Evaluation

The fdsim package has built-in functionality to analyze simulation log files and extract useful performance measures. This functionality is provided in one flexible class that can be configured to output a wide variety of performance indicators.

For example, you can filter the deployments or incidents that should be taken into account when calculating performance and you can determine which descriptors, such as quantile values, of a certain performance measure (e.g., the response time) you want to calculate. In addition, you can configure the Evaluator class to use multiple performance metrics and reuse the same object among different simulation setups to compare the results.

class evaluation.Evaluator(response_time_col='response_time', target_col='target', run_col='run', prio_col='priority', location_col='location', vehicle_col='vehicle_type', incident_type_col='incident_type', object_col='object_function', incident_id_col='t', datetime_col='time', by_run=True, confidence=0.95, verbose=True)[source]

Class that evaluates simulation runs, i.e., extracts metrics from the simulation log.

Multiple metrics can be set up in one Evaluator object, so that all metrics are calculated upon every call to Evaluator.evaluate. This way, the evaluator only has to be initialized once in order to run simulation experiments with multiple input configurations.

Parameters:
  • target_col, run_col, prio_col, location_col, vehicle_col, incident_type_col, object_col (response_time_col,) – The columns in the simulation log(s) that will refer to varying aspects of an incident or deployment. Specifically, the columns represent, respectively: the response time, the response time targets, the simulation run/iteration respectively, the priority of the incident, the demand location id of the incident, the vehicle type, the incident type, and the object function. Defaults are “response_time”, “target”, “run”, “priority”, “location”, “vehicle_type”, “incident_type”, and “object_function” respectively.
  • by_run (boolean, optional, default=True) – Whether to calculate metrics per simulation run (True) or over the whole dataset.

Notes

The Evaluator class was developed with flexibility as one of the most important criteria. To support this flexibility, while maintaining a simple API, metrics are not defined upon initialization, but using the .add_metric() method.

add_metric(measure, name=None, description=None, count=True, mean=True, std=True, missing=True, quantiles=[0.5, 0.75, 0.9, 0.95, 0.98, 0.99], prios=None, locations=None, vehicles=None, incident_types=None, objects=None, hours=None, days_of_week=None, first_only=False)[source]

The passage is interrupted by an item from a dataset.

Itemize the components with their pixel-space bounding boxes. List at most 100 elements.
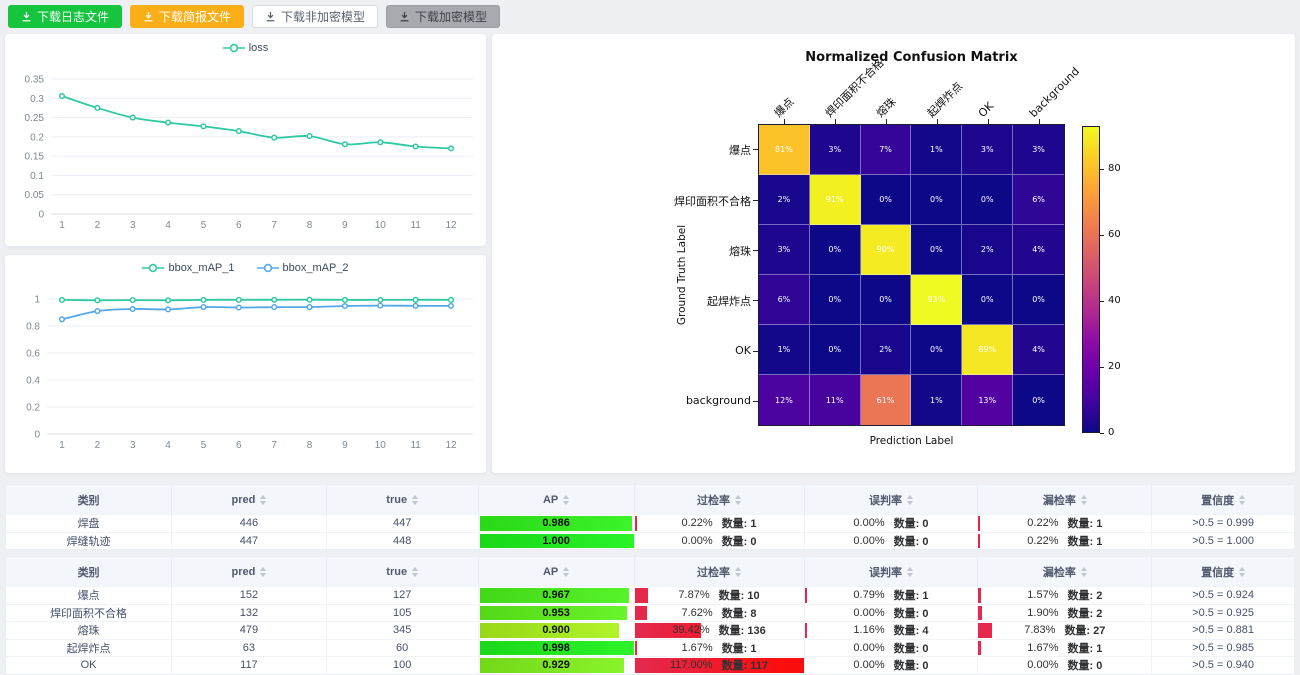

Add metrics that should be evaluated.

Parameters:
  • measure (str, one of ["response_time", "on_time", "delay"]) – The measure to evaluate.
  • name (str, optional, default=None) – How to name the set of metrics for reference in outputs. If None, a standard name is given (i.e., ‘metric set 1’, ‘metric set 2’).
  • description (str, optional, default=None) – A description of the set of evaluation metrics. This can be used to explain, e.g., the applied filtering in a more elaborate way, whereas the ‘name’ property should be kept concise.
  • mean, std, missing (count,) – Whether to describe the measure by its count, mean, standard deviation and proportion of missing (NaN) values. Note that a missing response time means the response was carried out by an external vehicle.
  • quantiles (array(float), optional, default=[0.5, 0.75, 0.90, 0.95, 0.98, 0.99])) – Which quantiles to describe the measure with. Set to None to not use any quantiles.
  • prios (int or array-like of ints, optional, default=None) – Which priority levels to include during evaluation. If None, uses all levels.
  • vehicles, incident_types, objects (locations,) – Which locations, vehicles types, incident types and object functions to include during evaluation. If None, uses all values.
  • hours (array-like of ints or None, optional, default=None) – Which hours of dat to incorporate during evaluation. Values must be integers in [0, 23].
  • days_of_week (array-like of ints or None, optional, default=None) – Which days of the week to incorporate during evaluation. Monday = 0, …, Sunday = 6.
  • first_only (boolean, optional, default=False) – Whether to calculate the metrics for only the first arriving vehicle per incident (True) or to evaluate all vehicles (False).
evaluate(log)[source]

Evaluate a given simulation output on all set metrics.

Parameters:log (pd.DataFrame) – The raw simulation output/log.
Returns:metrics – The calculated metrics.
Return type:pd.DataFrame
plot(metric_set_name, *datasets, return_fig=True, labels=None, **kwargs)[source]

Plot the distributions of a measure in various simulation results logs.

Parameters:
  • metric_set_name (str) – The name of the metric set to plot. Filters are applied specified for this metric set. Note that metrics are not computed, but the filtered measure is plotted as a continous variable. Hence, the measure of the metric set should be either response time or delay and cannot be ‘on time’.
  • *datasets (pd.DataFrames) – Simulation logs from experiments that should be plotted in the same chart.
  • return_fig (boolean, optional, default=True) – Whether to return the figure object (True) or to plot directly (False).